OBJECTIVE: The purpose of this review was to compare the efficacy of motor control exercises (MCEs) to strengthening exercises for adults with upper- or lower-extremity musculoskeletal disorders (MSKDs).
METHODS: Electronic searches were conducted up to April 2020 in Medline, Embase, Cochrane CENTRAL, and CINAHL. Randomized controlled trials were identified on the efficacy of MCEs compared to strengthening exercises for adults with upper- or lower-extremity MSKDs. Data were extracted with a standardized form that documented the study characteristics and results. For pain and disability outcomes, pooled mean differences (MDs) and standardized mean differences (SMDs) were calculated using random-effects inverse variance models.
RESULTS: Twenty-one randomized controlled trials (n = 1244 participants) were included. Based on moderate-quality evidence, MCEs lead to greater pain (MD = -0.41 out of 10 points; 95% CI = -0.72 to -0.10; n = 626) and disability reductions (SMD = -0.28; 95% CI = -0.43 to -0.13; n = 713) when compared to strengthening exercises in the short term; these differences are not clinically important. When excluding trials on osteoarthritis (OA) participants and evaluating only the trials involving participants with rotator cuff-related shoulder pain, shoulder instability, hip-related groin pain, or patellofemoral pain syndrome, there is moderate quality evidence that MCEs lead to greater pain (MD = -0.74 out of 10 points; 95% CI = -1.22 to -0.26; n = 293) and disability reductions (SMD = -0.40; 95% CI = -0.61 to -0.19; n = 354) than strengthening exercises in the short term; these differences might be clinically important.

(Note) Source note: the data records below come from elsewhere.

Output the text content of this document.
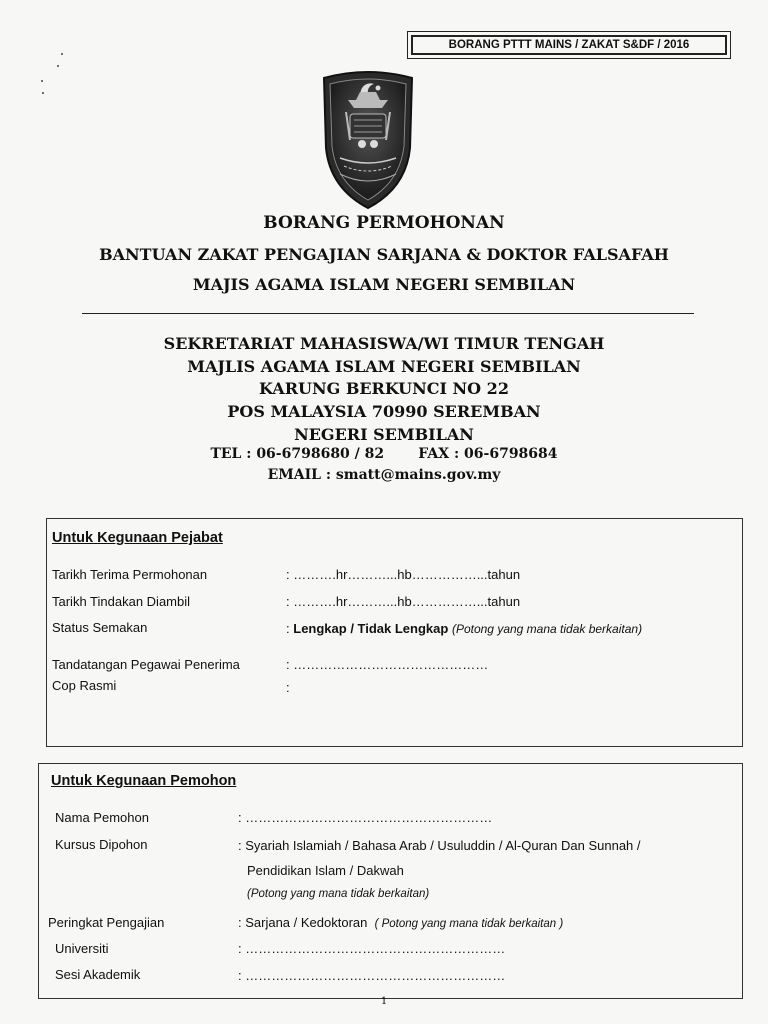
BORANG PTTT MAINS / ZAKAT S&DF / 2016
BORANG PERMOHONAN
BANTUAN ZAKAT PENGAJIAN SARJANA & DOKTOR FALSAFAH
MAJIS AGAMA ISLAM NEGERI SEMBILAN
SEKRETARIAT MAHASISWA/WI TIMUR TENGAH
MAJLIS AGAMA ISLAM NEGERI SEMBILAN
KARUNG BERKUNCI NO 22
POS MALAYSIA 70990 SEREMBAN
NEGERI SEMBILAN
TEL : 06-6798680 / 82 FAX : 06-6798684
EMAIL : smatt@mains.gov.my
Untuk Kegunaan Pejabat
Tarikh Terima Permohonan	: ……….hr………...hb……………...tahun
Tarikh Tindakan Diambil	: ……….hr………...hb……………...tahun
Status Semakan	: Lengkap / Tidak Lengkap (Potong yang mana tidak berkaitan)
Tandatangan Pegawai Penerima	: ………………………………………
Cop Rasmi	:
Untuk Kegunaan Pemohon
Nama Pemohon	: …………………………………………………
Kursus Dipohon	: Syariah Islamiah / Bahasa Arab / Usuluddin / Al-Quran Dan Sunnah /
Pendidikan Islam / Dakwah
(Potong yang mana tidak berkaitan)
Peringkat Pengajian	: Sarjana / Kedoktoran ( Potong yang mana tidak berkaitan )
Universiti	: ……………………………………………………
Sesi Akademik	: ……………………………………………………
1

CONCLUSIONS: MCEs lead to statistically greater pain and disability reductions when compared to strengthening exercises among adults with MSKDs in the short term, but these effects might be clinically important only in conditions that do not involve OA. Inclusion of new trials might modify these conclusions.
IMPACT: These results suggest that MCEs could be prioritized over strengthening exercises for adults with the included non-OA MSKDs; however, results are unclear for OA disorders.
|Rehab Clinician (OT/PT)|
This review does not exclude that for shoulder problems, there is no difference to be expected between the two methods. I miss a differentiation in the study between upper and lower extremities. The fact that Motor Control exercises are better especially when OA cases are excluded, may even mean that these may worsen the complaints in OA patients. Data are not given to support or exclude that hypothesis.